Il passato che ritorna, sentimenti mai dimenticati, scoperte incredibili: questo accade al Pm Amedeo Cantini a cui viene assegnato un caso di assassinio. Il protagonista del giallo di Cristina Katia Panepinto, Il Fioraio di Monteriggioni, ambientato in Toscana, si trova a dover affrontare una ferita ancora aperta, causa persino del fallimento del suo matrimonio. Una ragazza viene trovata morta presso un cassonetto. Si tratta della figlia della sua ex, che non ha mai dimenticato e che ha sempre amato, ma che è morta suicida in giovane età. Purtroppo la questione si complica perché psicologicamente, essendo emotivamente coinvolto, è debole.

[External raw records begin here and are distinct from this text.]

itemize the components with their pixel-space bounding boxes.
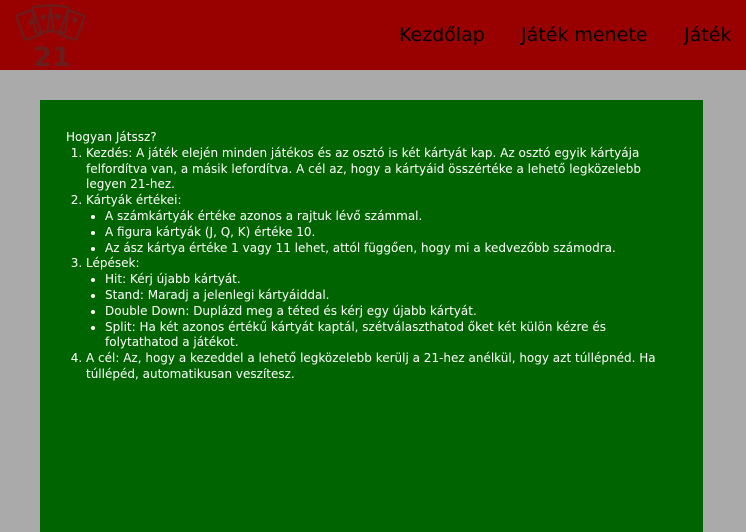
rule-step-text: Kártyák értékei:: [86, 193, 182, 208]
rule-step-start: Kezdés: A játék elején minden játékos és…: [86, 146, 676, 193]
list-item: Az ász kártya értéke 1 vagy 11 lehet, at…: [105, 241, 676, 257]
main-nav: Kezdőlap Játék menete Játék: [0, 22, 746, 48]
rule-step-goal: A cél: Az, hogy a kezeddel a lehető legk…: [86, 351, 676, 383]
list-item: Stand: Maradj a jelenlegi kártyáiddal.: [105, 288, 676, 304]
rules-steps: Kezdés: A játék elején minden játékos és…: [66, 146, 676, 383]
list-item: Double Down: Duplázd meg a téted és kérj…: [105, 304, 676, 320]
card-values-list: A számkártyák értéke azonos a rajtuk lév…: [86, 209, 676, 256]
nav-rules-link[interactable]: Játék menete: [521, 22, 648, 48]
rule-step-text: Lépések:: [86, 256, 140, 271]
rule-step-card-values: Kártyák értékei: A számkártyák értéke az…: [86, 193, 676, 256]
nav-play-link[interactable]: Játék: [684, 22, 731, 48]
rule-step-actions: Lépések: Hit: Kérj újabb kártyát. Stand:…: [86, 256, 676, 351]
rule-step-text: A cél: Az, hogy a kezeddel a lehető legk…: [86, 351, 656, 381]
rules-content: Hogyan Játssz? Kezdés: A játék elején mi…: [66, 130, 676, 383]
actions-list: Hit: Kérj újabb kártyát. Stand: Maradj a…: [86, 272, 676, 351]
list-item: A számkártyák értéke azonos a rajtuk lév…: [105, 209, 676, 225]
rule-step-text: Kezdés: A játék elején minden játékos és…: [86, 145, 642, 192]
list-item: A figura kártyák (J, Q, K) értéke 10.: [105, 225, 676, 241]
site-header: 21 Kezdőlap Játék menete Játék: [0, 0, 746, 73]
nav-home-link[interactable]: Kezdőlap: [399, 22, 485, 48]
list-item: Hit: Kérj újabb kártyát.: [105, 272, 676, 288]
rules-panel: Hogyan Játssz? Kezdés: A játék elején mi…: [40, 100, 703, 532]
list-item: Split: Ha két azonos értékű kártyát kapt…: [105, 320, 676, 352]
rules-title: Hogyan Játssz?: [66, 130, 157, 144]
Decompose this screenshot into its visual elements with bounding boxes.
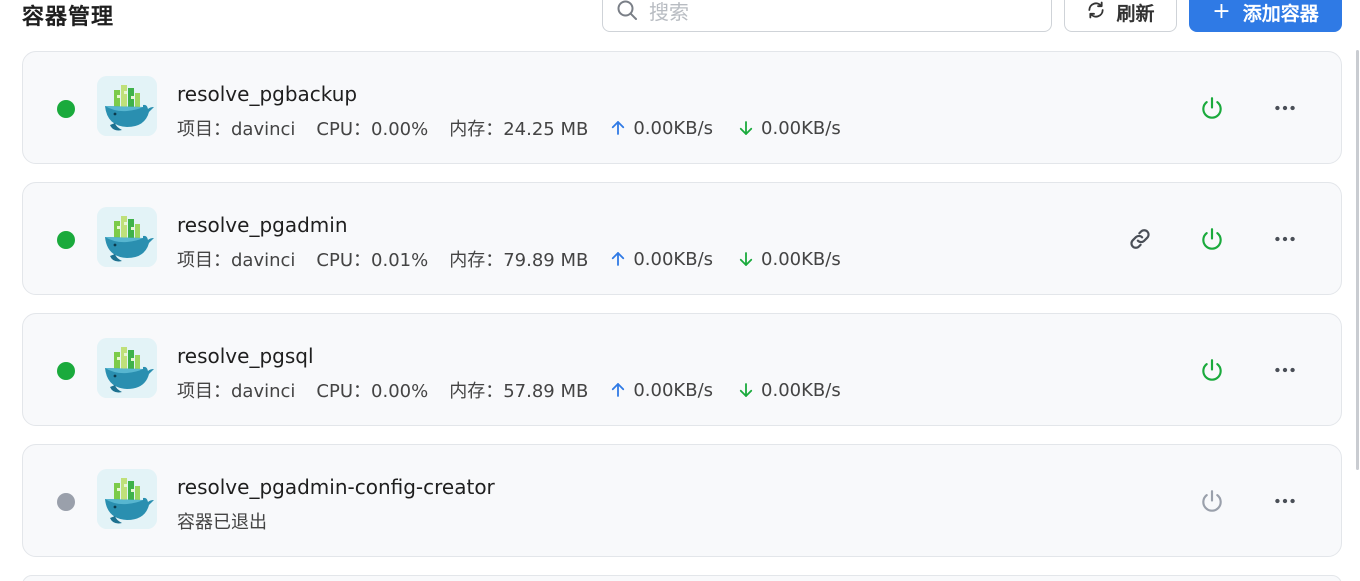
container-card[interactable]: resolve_pgadmin-config-creator 容器已退出	[22, 444, 1342, 557]
power-icon[interactable]	[1199, 95, 1225, 121]
upload-rate: 0.00KB/s	[609, 249, 713, 270]
container-meta: 项目：davinci CPU：0.01% 内存：79.89 MB 0.00KB/s 0.…	[177, 246, 865, 272]
upload-rate-text: 0.00KB/s	[633, 379, 714, 401]
container-avatar	[97, 76, 157, 136]
container-name: resolve_pgbackup	[177, 82, 358, 106]
container-meta: 容器已退出	[177, 508, 267, 534]
container-avatar	[97, 207, 157, 267]
download-rate: 0.00KB/s	[737, 380, 841, 401]
cpu-text: CPU：0.00%	[316, 119, 429, 140]
container-card-partial	[22, 575, 1342, 581]
container-name: resolve_pgsql	[177, 344, 314, 368]
arrow-down-icon	[739, 252, 753, 266]
container-card[interactable]: resolve_pgbackup 项目：davinci CPU：0.00% 内存：2…	[22, 51, 1342, 164]
container-meta: 项目：davinci CPU：0.00% 内存：24.25 MB 0.00KB/s 0.…	[177, 115, 865, 141]
search-box[interactable]	[602, 0, 1052, 32]
docker-whale-icon	[97, 76, 157, 136]
search-icon	[615, 0, 639, 26]
memory-text: 内存：79.89 MB	[449, 250, 589, 271]
add-container-button[interactable]: + 添加容器	[1189, 0, 1342, 32]
container-card[interactable]: resolve_pgadmin 项目：davinci CPU：0.01% 内存：79…	[22, 182, 1342, 295]
power-icon[interactable]	[1199, 357, 1225, 383]
arrow-down-icon	[739, 121, 753, 135]
more-icon[interactable]	[1272, 488, 1298, 514]
memory-text: 内存：24.25 MB	[449, 119, 589, 140]
plus-icon: +	[1212, 0, 1231, 24]
download-rate-text: 0.00KB/s	[761, 117, 841, 139]
power-icon[interactable]	[1199, 488, 1225, 514]
power-icon[interactable]	[1199, 226, 1225, 252]
status-text: 容器已退出	[177, 512, 267, 533]
download-rate: 0.00KB/s	[737, 118, 841, 139]
project-text: 项目：davinci	[177, 381, 296, 402]
upload-rate: 0.00KB/s	[609, 118, 713, 139]
scrollbar[interactable]	[1356, 50, 1359, 470]
download-rate-text: 0.00KB/s	[761, 248, 841, 270]
docker-whale-icon	[97, 469, 157, 529]
docker-whale-icon	[97, 207, 157, 267]
refresh-icon	[1086, 0, 1106, 25]
refresh-label: 刷新	[1116, 2, 1155, 25]
download-rate-text: 0.00KB/s	[761, 379, 841, 401]
status-dot-running	[57, 100, 75, 118]
more-icon[interactable]	[1272, 357, 1298, 383]
container-card[interactable]: resolve_pgsql 项目：davinci CPU：0.00% 内存：57.8…	[22, 313, 1342, 426]
status-dot-running	[57, 362, 75, 380]
refresh-button[interactable]: 刷新	[1064, 0, 1177, 32]
docker-whale-icon	[97, 338, 157, 398]
link-icon[interactable]	[1127, 226, 1153, 252]
container-avatar	[97, 469, 157, 529]
container-management-page: 容器管理 刷新 + 添加容器	[0, 0, 1360, 581]
upload-rate: 0.00KB/s	[609, 380, 713, 401]
container-avatar	[97, 338, 157, 398]
container-name: resolve_pgadmin	[177, 213, 348, 237]
search-input[interactable]	[649, 0, 1029, 24]
cpu-text: CPU：0.00%	[316, 381, 429, 402]
status-dot-stopped	[57, 493, 75, 511]
download-rate: 0.00KB/s	[737, 249, 841, 270]
project-text: 项目：davinci	[177, 250, 296, 271]
project-text: 项目：davinci	[177, 119, 296, 140]
more-icon[interactable]	[1272, 226, 1298, 252]
memory-text: 内存：57.89 MB	[449, 381, 589, 402]
more-icon[interactable]	[1272, 95, 1298, 121]
arrow-up-icon	[612, 121, 625, 135]
arrow-up-icon	[612, 252, 625, 266]
container-name: resolve_pgadmin-config-creator	[177, 475, 495, 499]
upload-rate-text: 0.00KB/s	[633, 248, 714, 270]
page-title: 容器管理	[22, 5, 115, 30]
cpu-text: CPU：0.01%	[316, 250, 429, 271]
arrow-down-icon	[739, 383, 753, 397]
upload-rate-text: 0.00KB/s	[633, 117, 714, 139]
arrow-up-icon	[612, 383, 625, 397]
container-meta: 项目：davinci CPU：0.00% 内存：57.89 MB 0.00KB/s 0.…	[177, 377, 865, 403]
status-dot-running	[57, 231, 75, 249]
add-container-label: 添加容器	[1242, 2, 1319, 25]
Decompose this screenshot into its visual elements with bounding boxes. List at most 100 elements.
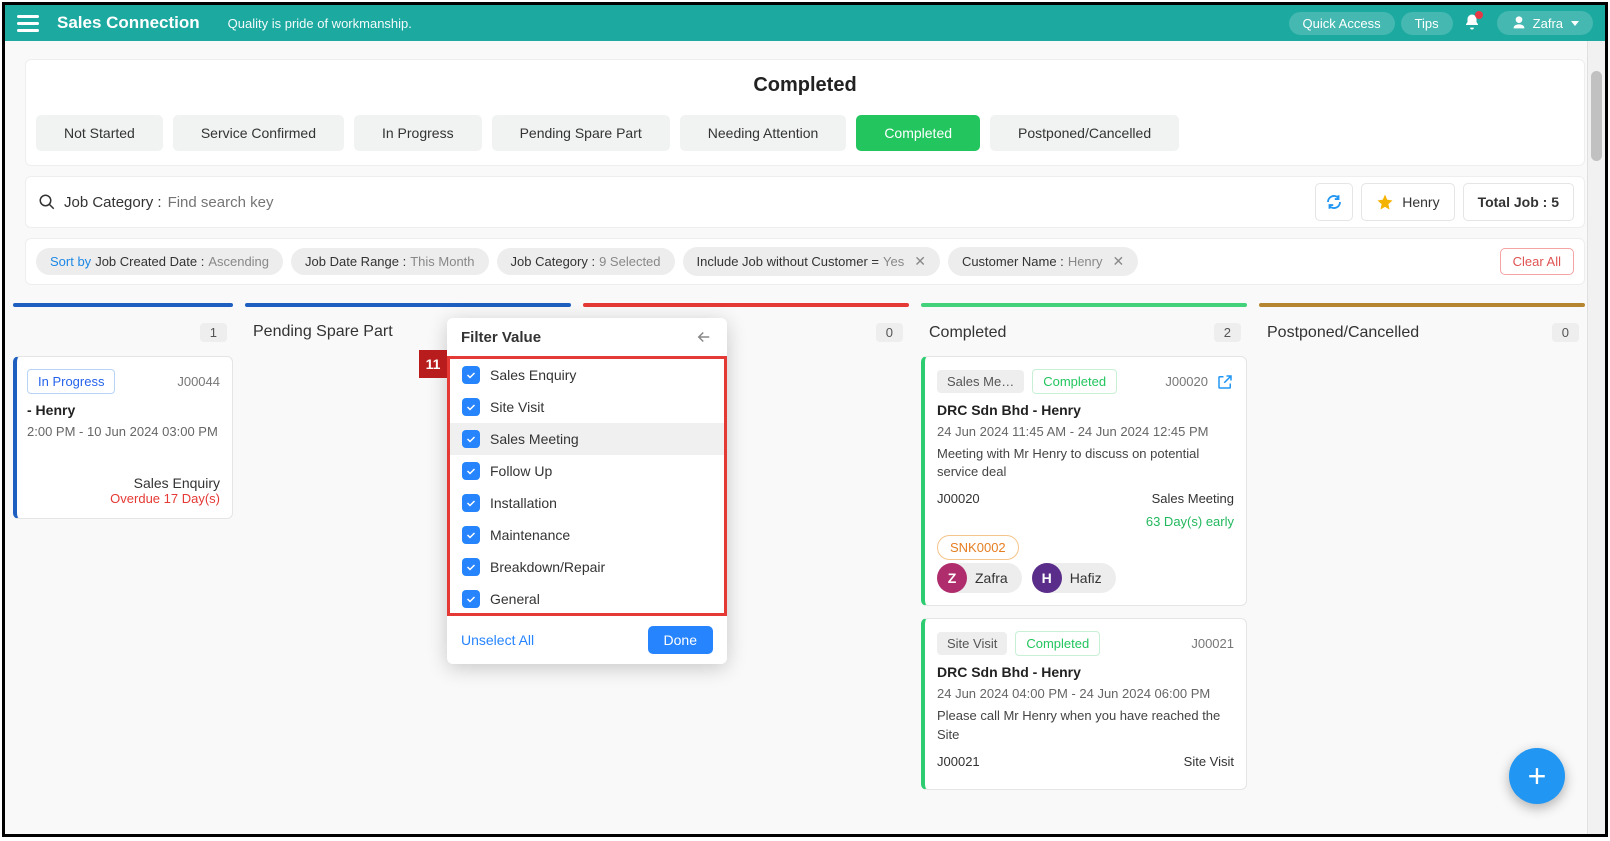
assignee-name: Zafra — [975, 570, 1008, 586]
filter-option[interactable]: Installation — [450, 487, 724, 519]
tab-in-progress[interactable]: In Progress — [354, 115, 482, 151]
job-code: J00044 — [177, 374, 220, 389]
card-category: Sales Enquiry — [27, 475, 220, 491]
checkbox-icon — [462, 366, 480, 384]
avatar: Z — [937, 563, 967, 593]
status-badge: Completed — [1032, 369, 1117, 394]
popup-title: Filter Value — [461, 329, 541, 346]
chip-job-category[interactable]: Job Category : 9 Selected — [497, 248, 675, 275]
job-card[interactable]: Sales Me… Completed J00020 DRC Sdn Bhd -… — [921, 356, 1247, 606]
early-label: 63 Day(s) early — [937, 514, 1234, 529]
tab-completed[interactable]: Completed — [856, 115, 980, 151]
kanban-board: 1 In Progress J00044 - Henry 2:00 PM - 1… — [5, 303, 1605, 822]
checkbox-icon — [462, 494, 480, 512]
card-customer: - Henry — [27, 402, 220, 418]
column-title: Postponed/Cancelled — [1267, 324, 1419, 342]
star-icon — [1376, 193, 1394, 211]
assignee-chip[interactable]: H Hafiz — [1032, 563, 1116, 593]
filter-options-list: Sales Enquiry Site Visit Sales Meeting F… — [447, 356, 727, 616]
checkbox-icon — [462, 590, 480, 608]
filter-bar: Sort by Job Created Date : Ascending Job… — [25, 238, 1585, 285]
filter-option[interactable]: Sales Meeting — [450, 423, 724, 455]
avatar: H — [1032, 563, 1062, 593]
user-name: Zafra — [1533, 16, 1563, 31]
search-icon — [38, 193, 56, 211]
step-badge: 11 — [419, 350, 447, 378]
card-customer: DRC Sdn Bhd - Henry — [937, 402, 1234, 418]
checkbox-icon — [462, 430, 480, 448]
search-input[interactable] — [168, 194, 1306, 211]
filter-popup: 11 Filter Value Sales Enquiry Site Visit… — [447, 318, 727, 664]
card-category: Sales Meeting — [1152, 491, 1234, 506]
checkbox-icon — [462, 462, 480, 480]
assignee-name: Hafiz — [1070, 570, 1102, 586]
column-count: 0 — [1552, 323, 1579, 342]
chip-date-range[interactable]: Job Date Range : This Month — [291, 248, 489, 275]
filter-option[interactable]: Maintenance — [450, 519, 724, 551]
tab-not-started[interactable]: Not Started — [36, 115, 163, 151]
app-title: Sales Connection — [57, 13, 200, 33]
tab-service-confirmed[interactable]: Service Confirmed — [173, 115, 344, 151]
filter-option[interactable]: General — [450, 583, 724, 615]
tab-pending-spare-part[interactable]: Pending Spare Part — [492, 115, 670, 151]
chip-customer-name[interactable]: Customer Name : Henry ✕ — [948, 247, 1138, 276]
column-count: 2 — [1214, 323, 1241, 342]
tab-needing-attention[interactable]: Needing Attention — [680, 115, 847, 151]
job-code-2: J00020 — [937, 491, 980, 506]
job-card[interactable]: In Progress J00044 - Henry 2:00 PM - 10 … — [13, 356, 233, 519]
chip-sort[interactable]: Sort by Job Created Date : Ascending — [36, 248, 283, 275]
status-badge: Completed — [1015, 631, 1100, 656]
search-bar: Job Category : Henry Total Job : 5 — [25, 176, 1585, 228]
card-description: Meeting with Mr Henry to discuss on pote… — [937, 445, 1234, 481]
assignee-chip[interactable]: Z Zafra — [937, 563, 1022, 593]
page-header: Completed Not Started Service Confirmed … — [25, 59, 1585, 166]
card-time: 24 Jun 2024 04:00 PM - 24 Jun 2024 06:00… — [937, 686, 1234, 701]
quick-access-button[interactable]: Quick Access — [1289, 12, 1395, 35]
total-jobs: Total Job : 5 — [1463, 183, 1574, 221]
filter-option[interactable]: Breakdown/Repair — [450, 551, 724, 583]
checkbox-icon — [462, 558, 480, 576]
tab-postponed-cancelled[interactable]: Postponed/Cancelled — [990, 115, 1179, 151]
notification-icon[interactable] — [1463, 13, 1481, 34]
column-title: Pending Spare Part — [253, 323, 393, 341]
user-menu[interactable]: Zafra — [1497, 11, 1593, 35]
job-card[interactable]: Site Visit Completed J00021 DRC Sdn Bhd … — [921, 618, 1247, 789]
favorite-filter[interactable]: Henry — [1361, 183, 1454, 221]
reference-tag: SNK0002 — [937, 535, 1019, 560]
scrollbar[interactable] — [1587, 41, 1605, 834]
card-category: Site Visit — [1184, 754, 1234, 769]
card-time: 2:00 PM - 10 Jun 2024 03:00 PM — [27, 424, 220, 439]
refresh-button[interactable] — [1315, 183, 1353, 221]
page-title: Completed — [36, 74, 1574, 97]
card-time: 24 Jun 2024 11:45 AM - 24 Jun 2024 12:45… — [937, 424, 1234, 439]
job-code-2: J00021 — [937, 754, 980, 769]
kanban-column-postponed: Postponed/Cancelled 0 — [1259, 303, 1585, 356]
kanban-column-partial: 1 In Progress J00044 - Henry 2:00 PM - 1… — [13, 303, 233, 531]
filter-option[interactable]: Site Visit — [450, 391, 724, 423]
checkbox-icon — [462, 526, 480, 544]
card-customer: DRC Sdn Bhd - Henry — [937, 664, 1234, 680]
chip-include-no-customer[interactable]: Include Job without Customer = Yes ✕ — [683, 247, 940, 276]
done-button[interactable]: Done — [648, 626, 713, 654]
open-icon[interactable] — [1216, 373, 1234, 391]
add-job-button[interactable]: + — [1509, 748, 1565, 804]
filter-option[interactable]: Follow Up — [450, 455, 724, 487]
clear-all-button[interactable]: Clear All — [1500, 248, 1574, 275]
back-arrow-icon[interactable] — [695, 328, 713, 346]
unselect-all-button[interactable]: Unselect All — [461, 632, 534, 648]
kanban-column-completed: Completed 2 Sales Me… Completed J00020 D… — [921, 303, 1247, 802]
topbar: Sales Connection Quality is pride of wor… — [5, 5, 1605, 41]
column-count: 1 — [200, 323, 227, 342]
filter-option[interactable]: Sales Enquiry — [450, 359, 724, 391]
remove-filter-icon[interactable]: ✕ — [914, 253, 926, 270]
tips-button[interactable]: Tips — [1401, 12, 1453, 35]
status-badge: In Progress — [27, 369, 115, 394]
search-label: Job Category : — [64, 194, 162, 211]
menu-icon[interactable] — [17, 12, 39, 34]
column-count: 0 — [876, 323, 903, 342]
remove-filter-icon[interactable]: ✕ — [1113, 253, 1125, 270]
app-tagline: Quality is pride of workmanship. — [228, 16, 412, 31]
favorite-user: Henry — [1402, 194, 1439, 210]
status-tabs: Not Started Service Confirmed In Progres… — [36, 115, 1574, 151]
card-description: Please call Mr Henry when you have reach… — [937, 707, 1234, 743]
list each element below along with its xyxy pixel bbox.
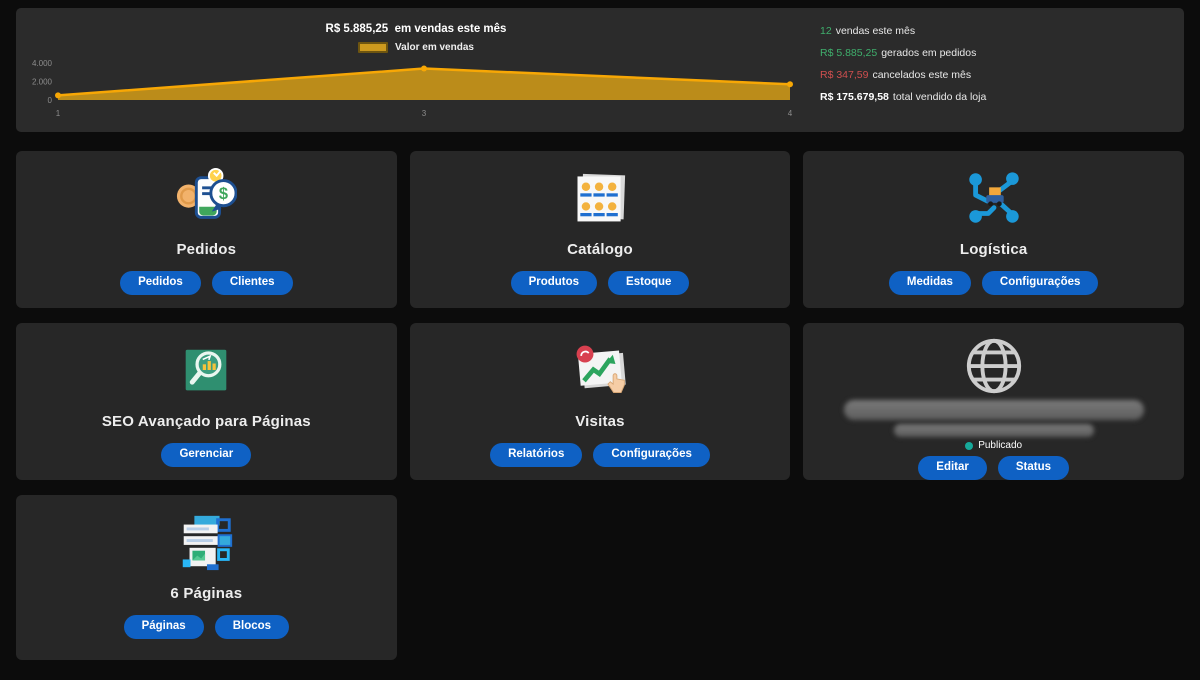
svg-text:3: 3 [422,109,427,118]
card-title: Visitas [575,413,625,430]
card-visitas: Visitas Relatórios Configurações [410,323,791,480]
visits-illustration-icon [570,338,630,402]
sales-chart-section: R$ 5.885,25 em vendas este mês Valor em … [16,8,816,132]
pedidos-button[interactable]: Pedidos [120,271,201,295]
blocos-button[interactable]: Blocos [215,615,289,639]
globe-icon [963,335,1025,397]
pages-illustration-icon [175,510,237,574]
publish-status: Publicado [965,440,1022,451]
svg-text:0: 0 [48,96,53,105]
stat-orders-total: R$ 5.885,25gerados em pedidos [820,47,1184,69]
paginas-button[interactable]: Páginas [124,615,204,639]
status-label: Publicado [978,440,1022,451]
modules-grid: $ Pedidos Pedidos Clientes [16,151,1184,660]
svg-text:1: 1 [56,109,61,118]
card-title: Catálogo [567,241,633,258]
card-catalogo: Catálogo Produtos Estoque [410,151,791,308]
card-title: SEO Avançado para Páginas [102,413,311,430]
svg-text:4: 4 [788,109,793,118]
card-website: Publicado Editar Status [803,323,1184,480]
stat-cancelled-total: R$ 347,59cancelados este mês [820,69,1184,91]
legend-label: Valor em vendas [395,42,474,53]
svg-text:4.000: 4.000 [32,59,53,68]
sales-stats: 12vendas este mês R$ 5.885,25gerados em … [816,8,1184,132]
sales-chart-title: R$ 5.885,25 em vendas este mês [326,23,507,35]
medidas-button[interactable]: Medidas [889,271,971,295]
gerenciar-button[interactable]: Gerenciar [161,443,251,467]
svg-text:2.000: 2.000 [32,78,53,87]
status-dot-icon [965,442,973,450]
configuracoes-logistica-button[interactable]: Configurações [982,271,1099,295]
sales-overview-panel: R$ 5.885,25 em vendas este mês Valor em … [16,8,1184,132]
redacted-site-url [894,424,1094,437]
logistics-illustration-icon [963,166,1025,230]
relatorios-button[interactable]: Relatórios [490,443,582,467]
catalog-illustration-icon [570,166,630,230]
status-button[interactable]: Status [998,456,1069,480]
editar-button[interactable]: Editar [918,456,987,480]
card-logistica: Logística Medidas Configurações [803,151,1184,308]
card-seo: SEO Avançado para Páginas Gerenciar [16,323,397,480]
card-paginas: 6 Páginas Páginas Blocos [16,495,397,660]
stat-sales-count: 12vendas este mês [820,25,1184,47]
legend-swatch-icon [358,42,388,53]
card-title: Logística [960,241,1028,258]
configuracoes-visitas-button[interactable]: Configurações [593,443,710,467]
chart-legend: Valor em vendas [358,42,474,53]
sales-chart: 0 2.000 4.000 1 3 4 [16,54,816,124]
produtos-button[interactable]: Produtos [511,271,597,295]
svg-text:$: $ [219,185,228,203]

Non la smetteva di piangere. Poco prima di cedere al sonno, mi sussurrò che era un peccato non esserci amati perché, se fosse accaduto il peggio, avrebbe almeno potuto vivere nell’illusione. Sul momento non mi fu chiaro cosa intendesse e pensai fosse solo parte del suo vaneggiamento. Solo molti mesi dopo, quando Virginia mi informò della sua gravidanza, mi sorse il dubbio che avesse fatto qualcosa di cui si era pentita e che a ciò fosse legata la follia di quella notte.

Un racconto un po’ insolito, dove non mancano intrecci familiari, con tanto di depravazione e risvolti emotivi “marci”. L’esordio della Panepinto è ricco di dialoghi, affida la storia direttamente ai suoi personaggi, con poca narrazione. I sentimenti più cupi offuscano e celano la bellezza che in qualche modo c’è stata nei rapporti d’amore, ma quando il giallo sta per risolversi una nuova nube torna nella realtà.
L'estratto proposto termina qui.